Emirati Arabi, attacco con drone fa esplodere tre cisterne di petrolio ad Abu Dhabi: i ribelli sciiti Houthi rivendicano
Alla fine del 2021 erano stati gli Stati Uniti, a supporto della coalizione guidata dall’Arabia Saudita, a sostenere che il primo obiettivo di Riyad e dei suoi alleati doveva essere quello di fermare gli attacchi aerei delle milizie filo-iraniane degli Houthi. Negli ultimi giorni si è assistito a un avanzamento dell’esercito di Sana’a, sostenuto proprio dalla coalizione delle potenze del Golfo, in diverse aree, come a Marib, mentre a Shabwa un attacco dei ribelli ha ucciso diversi soldati. Oggi, l’offensiva dei miliziani sciiti legati a Teheran ha varcato i confini del Paese e ha colpito, con quello che si presume sia stato un attacco con droni, tre cisterne che trasportavano petrolio nella zona industriale di Mussafah, ad Abu Dhabi, negli Emirati Arabi, Paese che fa parte della coalizione guidata dal regno degli al-Saud.

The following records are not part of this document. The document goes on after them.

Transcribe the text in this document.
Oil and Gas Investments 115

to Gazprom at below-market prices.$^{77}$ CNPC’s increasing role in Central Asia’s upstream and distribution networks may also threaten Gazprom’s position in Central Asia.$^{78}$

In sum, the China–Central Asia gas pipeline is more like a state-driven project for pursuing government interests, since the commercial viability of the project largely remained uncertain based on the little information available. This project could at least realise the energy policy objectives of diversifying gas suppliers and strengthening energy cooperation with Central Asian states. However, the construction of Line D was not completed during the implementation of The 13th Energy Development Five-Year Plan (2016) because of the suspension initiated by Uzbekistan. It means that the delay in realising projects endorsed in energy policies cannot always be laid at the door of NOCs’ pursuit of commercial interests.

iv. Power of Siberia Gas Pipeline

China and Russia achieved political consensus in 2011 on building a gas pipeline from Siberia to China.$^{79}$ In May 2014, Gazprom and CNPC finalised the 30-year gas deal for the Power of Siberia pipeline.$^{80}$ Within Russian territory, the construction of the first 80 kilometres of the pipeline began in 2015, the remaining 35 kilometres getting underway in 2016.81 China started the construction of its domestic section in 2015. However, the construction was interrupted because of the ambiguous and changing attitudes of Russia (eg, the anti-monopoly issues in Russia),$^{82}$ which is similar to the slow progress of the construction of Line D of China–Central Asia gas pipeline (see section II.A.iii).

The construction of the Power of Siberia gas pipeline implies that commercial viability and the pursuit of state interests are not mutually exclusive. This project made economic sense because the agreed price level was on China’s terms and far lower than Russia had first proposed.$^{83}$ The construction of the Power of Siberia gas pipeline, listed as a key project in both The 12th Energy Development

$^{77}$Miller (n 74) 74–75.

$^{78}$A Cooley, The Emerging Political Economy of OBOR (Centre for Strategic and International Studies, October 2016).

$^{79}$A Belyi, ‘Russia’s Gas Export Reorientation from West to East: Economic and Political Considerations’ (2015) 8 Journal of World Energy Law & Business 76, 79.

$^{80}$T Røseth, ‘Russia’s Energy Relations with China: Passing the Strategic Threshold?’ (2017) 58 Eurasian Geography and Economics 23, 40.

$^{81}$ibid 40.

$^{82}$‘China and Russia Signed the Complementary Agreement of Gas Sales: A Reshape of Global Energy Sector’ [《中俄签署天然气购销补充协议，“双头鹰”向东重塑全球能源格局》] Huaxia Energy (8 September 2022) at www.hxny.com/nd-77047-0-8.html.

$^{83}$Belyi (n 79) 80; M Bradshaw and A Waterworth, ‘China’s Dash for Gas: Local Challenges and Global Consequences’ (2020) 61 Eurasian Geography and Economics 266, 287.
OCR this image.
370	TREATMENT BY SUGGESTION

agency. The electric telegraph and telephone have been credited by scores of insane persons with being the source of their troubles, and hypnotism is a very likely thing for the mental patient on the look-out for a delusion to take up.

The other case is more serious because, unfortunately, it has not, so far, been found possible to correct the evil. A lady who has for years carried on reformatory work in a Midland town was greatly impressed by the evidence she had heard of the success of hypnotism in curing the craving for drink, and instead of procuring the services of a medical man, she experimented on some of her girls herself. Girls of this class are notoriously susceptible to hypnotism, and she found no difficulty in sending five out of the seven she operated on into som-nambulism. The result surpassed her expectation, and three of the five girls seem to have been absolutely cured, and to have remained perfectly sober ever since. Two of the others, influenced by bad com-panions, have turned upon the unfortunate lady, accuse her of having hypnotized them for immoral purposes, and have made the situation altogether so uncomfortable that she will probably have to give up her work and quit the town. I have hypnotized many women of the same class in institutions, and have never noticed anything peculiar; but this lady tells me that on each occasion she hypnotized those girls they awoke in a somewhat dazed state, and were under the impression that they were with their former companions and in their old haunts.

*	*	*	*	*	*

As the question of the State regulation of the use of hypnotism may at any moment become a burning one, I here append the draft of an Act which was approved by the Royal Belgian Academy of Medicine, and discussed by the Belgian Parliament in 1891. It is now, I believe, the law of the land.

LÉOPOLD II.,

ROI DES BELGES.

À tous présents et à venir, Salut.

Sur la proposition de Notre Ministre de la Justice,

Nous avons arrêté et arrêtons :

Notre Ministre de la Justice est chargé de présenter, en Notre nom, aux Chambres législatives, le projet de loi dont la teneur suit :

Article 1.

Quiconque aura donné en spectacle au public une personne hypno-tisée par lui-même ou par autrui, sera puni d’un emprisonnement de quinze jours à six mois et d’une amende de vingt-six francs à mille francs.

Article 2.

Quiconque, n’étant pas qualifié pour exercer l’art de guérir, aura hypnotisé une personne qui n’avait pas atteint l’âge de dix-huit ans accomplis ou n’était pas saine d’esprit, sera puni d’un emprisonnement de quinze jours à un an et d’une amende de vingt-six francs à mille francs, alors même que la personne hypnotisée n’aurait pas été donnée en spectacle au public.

Un affronto che rischia di scatenare una dura reazione degli alleati che provocherebbe nuove sofferenze alla popolazione dello Yemen, stremata da 7 anni di conflitto che ha anche aggravato la crisi alimentare e sanitaria del Paese. I miliziani Houthi, intanto, hanno rivendicato l’attacco che ha anche provocato un lieve incendio in un cantiere dell’aeroporto internazionale di Abu Dhabi, come spiega la polizia locale sul proprio account Twitter. Incendio comunque sotto controllo, come riferisce l’agenzia di stampa Wam secondo cui le autorità hanno aperto un’indagine. L’emittente al-Arabiya precisa però che il traffico aereo non è stato influenzato dagli incendi.